Recently, President Buhari submitted and the congress is yet to approve the 2019 federal budget. That exercise did not just elicit interest among Nigerians, it made headline news. Various state governors have either submitted their 2019 state budget or in the process of doing so while the respective state legislature have approved or are debating on such budgets. While budgets are important to both the federal and state governments, they should be as important to individuals as well.
What is Budgeting
Budgeting is the process of creating and following an explicit plan for spending and investing the resources available to you.
Why do you need a budget
A budget helps you keep an eye on your finances? By monitoring your budget, you will be in a better position to uncover problems when they occur and even helps you to anticipate problems before they actually happen. Budgeting provides you with a means of financial self-evaluation and provides you with a guideline with which to measure your actual performance against the budget.
Guidelines for Creating a Budget
Creating a budget does not take an arm and a leg, it is not rocket science, but it can be psychologically inundating for those averse to record keeping. Though budgeting requires looking to the future, it starts with the past. The starting point for your budget is your personal financial statement, your check stubs, your pay slips, and projections of your income and expenses for the current year. It is better to have a year long budget divided into months because it affords you the opportunity to compare actuals with budgets as the year moves along, if you need to. For those who have computers and know how to use excel, budgets are easy to create and some proforma budget templates are easily downloadable and customizable from the internet.
Steps in Creating A Budget
Constructing or creating a budget is mainly a mechanical process that involves specific steps. Depending on what details or how granular you want the budget to be, here are the main steps to creating a budget:
Step 1: Estimate the family’s Annual Income
The first step in creating a budget is to identify the fixed amounts of income you expect from each income source like Salary, Bonus, House Rents, dividends, savings account interests, interest from bond or treasury bill investments etc
Step 2: Develop Estimates for Fixed and Discretionary Expenses
The second step is to identify which of your expenses are fixed and which are discretionary. Fixed expenses are those that are almost mandatory like house rent, school fees, utility bills, and expenses relating to feeding. Discretionary expenses are those that you can do without, if the need arises. They include vacation, house hold furnishings, special types of clothing, and gifts. Having identified and classified the expenses into mandatory or discretionary, it is time to estimate how much you would spend on each type monthly.

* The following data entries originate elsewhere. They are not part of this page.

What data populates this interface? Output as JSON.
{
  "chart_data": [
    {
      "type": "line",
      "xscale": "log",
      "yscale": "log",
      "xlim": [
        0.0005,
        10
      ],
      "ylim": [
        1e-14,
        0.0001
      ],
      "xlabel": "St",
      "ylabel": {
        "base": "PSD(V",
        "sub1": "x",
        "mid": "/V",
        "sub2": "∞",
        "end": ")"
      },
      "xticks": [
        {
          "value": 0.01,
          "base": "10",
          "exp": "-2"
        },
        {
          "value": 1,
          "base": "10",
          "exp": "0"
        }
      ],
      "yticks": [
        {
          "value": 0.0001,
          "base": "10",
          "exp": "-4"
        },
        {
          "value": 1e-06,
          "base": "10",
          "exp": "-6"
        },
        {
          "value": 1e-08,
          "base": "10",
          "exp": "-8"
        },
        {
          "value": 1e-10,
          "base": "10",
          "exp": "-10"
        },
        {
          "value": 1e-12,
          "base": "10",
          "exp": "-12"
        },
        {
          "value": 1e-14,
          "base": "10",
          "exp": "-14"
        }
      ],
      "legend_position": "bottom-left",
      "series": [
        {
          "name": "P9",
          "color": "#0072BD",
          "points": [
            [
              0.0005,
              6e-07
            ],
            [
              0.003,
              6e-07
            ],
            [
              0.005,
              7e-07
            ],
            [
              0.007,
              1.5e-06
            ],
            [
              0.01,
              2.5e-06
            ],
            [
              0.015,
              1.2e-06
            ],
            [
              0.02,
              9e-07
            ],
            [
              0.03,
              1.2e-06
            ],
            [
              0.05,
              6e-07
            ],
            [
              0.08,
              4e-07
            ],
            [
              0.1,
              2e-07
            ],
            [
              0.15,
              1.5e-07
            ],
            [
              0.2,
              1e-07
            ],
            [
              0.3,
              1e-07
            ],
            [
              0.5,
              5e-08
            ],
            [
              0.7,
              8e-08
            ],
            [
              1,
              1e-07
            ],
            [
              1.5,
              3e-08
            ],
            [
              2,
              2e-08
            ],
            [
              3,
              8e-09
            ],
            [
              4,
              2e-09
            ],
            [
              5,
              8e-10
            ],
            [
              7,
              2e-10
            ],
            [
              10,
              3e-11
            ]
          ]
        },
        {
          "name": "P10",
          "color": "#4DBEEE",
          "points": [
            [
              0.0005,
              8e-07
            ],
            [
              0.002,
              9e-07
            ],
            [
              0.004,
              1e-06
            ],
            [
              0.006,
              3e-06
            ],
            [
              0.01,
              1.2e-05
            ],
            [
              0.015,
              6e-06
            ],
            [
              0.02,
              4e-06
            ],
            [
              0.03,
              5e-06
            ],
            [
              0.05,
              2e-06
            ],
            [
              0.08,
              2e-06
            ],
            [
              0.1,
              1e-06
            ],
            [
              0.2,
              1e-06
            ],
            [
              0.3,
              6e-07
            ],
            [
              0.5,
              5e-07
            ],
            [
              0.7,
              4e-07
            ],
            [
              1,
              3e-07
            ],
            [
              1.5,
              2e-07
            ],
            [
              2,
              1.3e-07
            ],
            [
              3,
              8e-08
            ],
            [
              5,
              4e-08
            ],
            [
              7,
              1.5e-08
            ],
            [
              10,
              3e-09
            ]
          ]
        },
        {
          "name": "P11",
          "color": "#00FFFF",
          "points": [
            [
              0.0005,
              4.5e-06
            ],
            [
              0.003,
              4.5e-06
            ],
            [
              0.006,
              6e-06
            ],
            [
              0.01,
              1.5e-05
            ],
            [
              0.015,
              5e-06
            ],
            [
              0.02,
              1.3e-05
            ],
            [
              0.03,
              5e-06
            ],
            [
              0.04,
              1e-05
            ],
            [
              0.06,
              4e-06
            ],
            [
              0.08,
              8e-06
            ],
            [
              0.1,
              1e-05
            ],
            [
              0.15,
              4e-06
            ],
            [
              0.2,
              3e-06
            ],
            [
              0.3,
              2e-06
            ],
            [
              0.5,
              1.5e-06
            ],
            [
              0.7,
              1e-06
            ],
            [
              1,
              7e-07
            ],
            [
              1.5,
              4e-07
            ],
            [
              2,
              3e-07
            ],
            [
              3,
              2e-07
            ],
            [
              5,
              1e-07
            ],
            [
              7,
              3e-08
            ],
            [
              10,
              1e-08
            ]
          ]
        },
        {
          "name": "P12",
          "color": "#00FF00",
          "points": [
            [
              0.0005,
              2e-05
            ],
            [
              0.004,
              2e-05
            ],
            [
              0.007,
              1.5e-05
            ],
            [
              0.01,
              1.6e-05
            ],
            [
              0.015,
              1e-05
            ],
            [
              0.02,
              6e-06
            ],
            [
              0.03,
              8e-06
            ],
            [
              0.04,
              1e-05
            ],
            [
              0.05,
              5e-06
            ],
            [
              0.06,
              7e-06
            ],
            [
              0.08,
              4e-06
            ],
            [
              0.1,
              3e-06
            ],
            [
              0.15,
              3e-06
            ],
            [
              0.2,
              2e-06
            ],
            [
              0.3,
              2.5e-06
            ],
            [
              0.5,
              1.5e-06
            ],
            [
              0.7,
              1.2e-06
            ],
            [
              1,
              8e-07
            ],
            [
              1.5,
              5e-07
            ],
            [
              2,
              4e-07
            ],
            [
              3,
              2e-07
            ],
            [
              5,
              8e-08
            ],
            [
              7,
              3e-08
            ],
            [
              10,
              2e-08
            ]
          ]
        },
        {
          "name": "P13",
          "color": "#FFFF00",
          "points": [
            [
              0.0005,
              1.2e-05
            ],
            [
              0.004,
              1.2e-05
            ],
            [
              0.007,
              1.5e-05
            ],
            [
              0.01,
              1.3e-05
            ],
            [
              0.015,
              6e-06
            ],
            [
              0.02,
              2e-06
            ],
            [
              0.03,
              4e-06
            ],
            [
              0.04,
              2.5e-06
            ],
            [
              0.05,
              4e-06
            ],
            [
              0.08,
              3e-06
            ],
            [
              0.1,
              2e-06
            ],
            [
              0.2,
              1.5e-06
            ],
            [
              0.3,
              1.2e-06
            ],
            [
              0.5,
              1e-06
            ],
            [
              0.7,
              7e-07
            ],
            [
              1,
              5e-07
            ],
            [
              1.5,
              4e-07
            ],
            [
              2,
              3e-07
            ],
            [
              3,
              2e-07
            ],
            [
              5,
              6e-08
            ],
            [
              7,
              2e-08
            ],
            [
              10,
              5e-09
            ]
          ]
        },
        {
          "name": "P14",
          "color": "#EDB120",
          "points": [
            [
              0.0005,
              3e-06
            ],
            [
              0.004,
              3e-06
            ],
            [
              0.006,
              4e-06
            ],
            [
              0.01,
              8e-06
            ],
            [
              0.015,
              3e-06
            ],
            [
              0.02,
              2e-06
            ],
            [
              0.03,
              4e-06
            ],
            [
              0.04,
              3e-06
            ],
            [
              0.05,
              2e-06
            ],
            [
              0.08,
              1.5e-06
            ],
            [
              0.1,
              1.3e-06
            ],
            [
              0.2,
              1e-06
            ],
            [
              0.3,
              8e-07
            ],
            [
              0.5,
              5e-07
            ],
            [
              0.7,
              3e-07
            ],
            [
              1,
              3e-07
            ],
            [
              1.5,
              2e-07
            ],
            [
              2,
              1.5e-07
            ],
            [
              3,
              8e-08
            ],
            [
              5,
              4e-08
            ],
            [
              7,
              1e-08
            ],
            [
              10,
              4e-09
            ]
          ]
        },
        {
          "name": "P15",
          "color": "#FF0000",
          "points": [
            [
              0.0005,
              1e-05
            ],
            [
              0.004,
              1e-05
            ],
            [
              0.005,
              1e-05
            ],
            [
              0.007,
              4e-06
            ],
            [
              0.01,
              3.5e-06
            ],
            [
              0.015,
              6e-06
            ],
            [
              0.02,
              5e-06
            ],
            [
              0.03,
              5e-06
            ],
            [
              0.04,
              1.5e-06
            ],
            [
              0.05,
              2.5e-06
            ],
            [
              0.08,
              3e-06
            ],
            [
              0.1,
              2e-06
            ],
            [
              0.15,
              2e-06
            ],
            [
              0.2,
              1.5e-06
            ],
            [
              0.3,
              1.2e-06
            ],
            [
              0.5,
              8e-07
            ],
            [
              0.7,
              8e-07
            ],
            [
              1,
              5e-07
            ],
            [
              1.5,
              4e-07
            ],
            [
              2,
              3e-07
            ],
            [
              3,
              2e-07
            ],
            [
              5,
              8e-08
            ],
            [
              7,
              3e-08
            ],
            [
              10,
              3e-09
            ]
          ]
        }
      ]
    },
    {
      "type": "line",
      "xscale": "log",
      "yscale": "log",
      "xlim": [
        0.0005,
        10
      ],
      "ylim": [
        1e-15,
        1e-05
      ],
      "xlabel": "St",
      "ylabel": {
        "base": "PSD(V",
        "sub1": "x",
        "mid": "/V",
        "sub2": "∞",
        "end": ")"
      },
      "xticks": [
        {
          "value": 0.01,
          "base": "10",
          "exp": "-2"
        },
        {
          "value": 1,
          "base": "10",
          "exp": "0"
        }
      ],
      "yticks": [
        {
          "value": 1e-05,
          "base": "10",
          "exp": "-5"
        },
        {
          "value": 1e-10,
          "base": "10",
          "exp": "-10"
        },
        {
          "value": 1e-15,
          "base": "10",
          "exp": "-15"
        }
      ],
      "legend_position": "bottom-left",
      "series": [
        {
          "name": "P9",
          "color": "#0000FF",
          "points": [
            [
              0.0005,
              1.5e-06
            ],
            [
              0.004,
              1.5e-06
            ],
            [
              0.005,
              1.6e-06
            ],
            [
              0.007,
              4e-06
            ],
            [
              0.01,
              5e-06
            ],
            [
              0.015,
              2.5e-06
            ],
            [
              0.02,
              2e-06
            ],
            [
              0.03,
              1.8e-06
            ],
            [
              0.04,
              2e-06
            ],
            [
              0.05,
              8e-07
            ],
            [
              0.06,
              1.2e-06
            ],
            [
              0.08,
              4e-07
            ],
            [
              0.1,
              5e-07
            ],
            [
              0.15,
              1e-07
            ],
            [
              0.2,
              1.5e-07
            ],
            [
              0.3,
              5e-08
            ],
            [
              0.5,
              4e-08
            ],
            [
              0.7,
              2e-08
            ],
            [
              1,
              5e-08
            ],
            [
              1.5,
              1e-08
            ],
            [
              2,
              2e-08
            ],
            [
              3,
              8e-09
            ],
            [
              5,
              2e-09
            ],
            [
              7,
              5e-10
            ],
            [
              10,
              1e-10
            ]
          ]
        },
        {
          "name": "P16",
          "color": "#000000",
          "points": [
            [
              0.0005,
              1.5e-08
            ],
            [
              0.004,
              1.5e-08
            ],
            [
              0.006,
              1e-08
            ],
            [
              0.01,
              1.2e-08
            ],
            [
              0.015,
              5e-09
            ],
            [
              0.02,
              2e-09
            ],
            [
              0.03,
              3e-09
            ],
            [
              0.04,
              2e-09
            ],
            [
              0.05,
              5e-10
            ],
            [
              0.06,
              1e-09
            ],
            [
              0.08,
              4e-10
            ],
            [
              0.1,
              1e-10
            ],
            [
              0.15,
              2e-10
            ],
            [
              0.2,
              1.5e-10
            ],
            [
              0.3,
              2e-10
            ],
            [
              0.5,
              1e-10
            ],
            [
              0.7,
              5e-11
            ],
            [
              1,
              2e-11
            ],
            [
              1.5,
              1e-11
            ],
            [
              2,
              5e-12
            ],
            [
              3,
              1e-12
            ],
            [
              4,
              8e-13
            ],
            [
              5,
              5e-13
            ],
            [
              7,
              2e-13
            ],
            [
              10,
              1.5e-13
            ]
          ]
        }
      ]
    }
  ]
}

Step 3: Determine the excess or shortfall of income within the budget period
This step calls for finding the difference between the number you arrived at in step 1 and that of step 2. Depending on your financial resources and needs flow, you may have surplus income in some months and shortfalls in other months.
Step 4: Consider Available methods of increasing income or decreasing expenses
Here comes the beauty of budgeting. It tells you in advance whether you will need to look for ways to increase your income or reduce your expenditure to stay afloat. So, if your net cash flow in step 3 is negative, then either income must increase, or expenses must decrease. This is the time to look for second or third job through freelancing, blogging or so. Alternatively, it may be time to take a second look at your discretionary spending to find out those expenses that you can defer for the future or cut out entirely.
Step 5: Monitor your budget to avoid extra budgetary spending
A budget is only useful if it does what it is supposed to do. It is useless if you do not adhere to it, then it becomes an exercise in futility. So, each month, compare your actual expenses against that months budget and see where you over or under spend. With that information, you can modify your budget making it as close to reality as possible.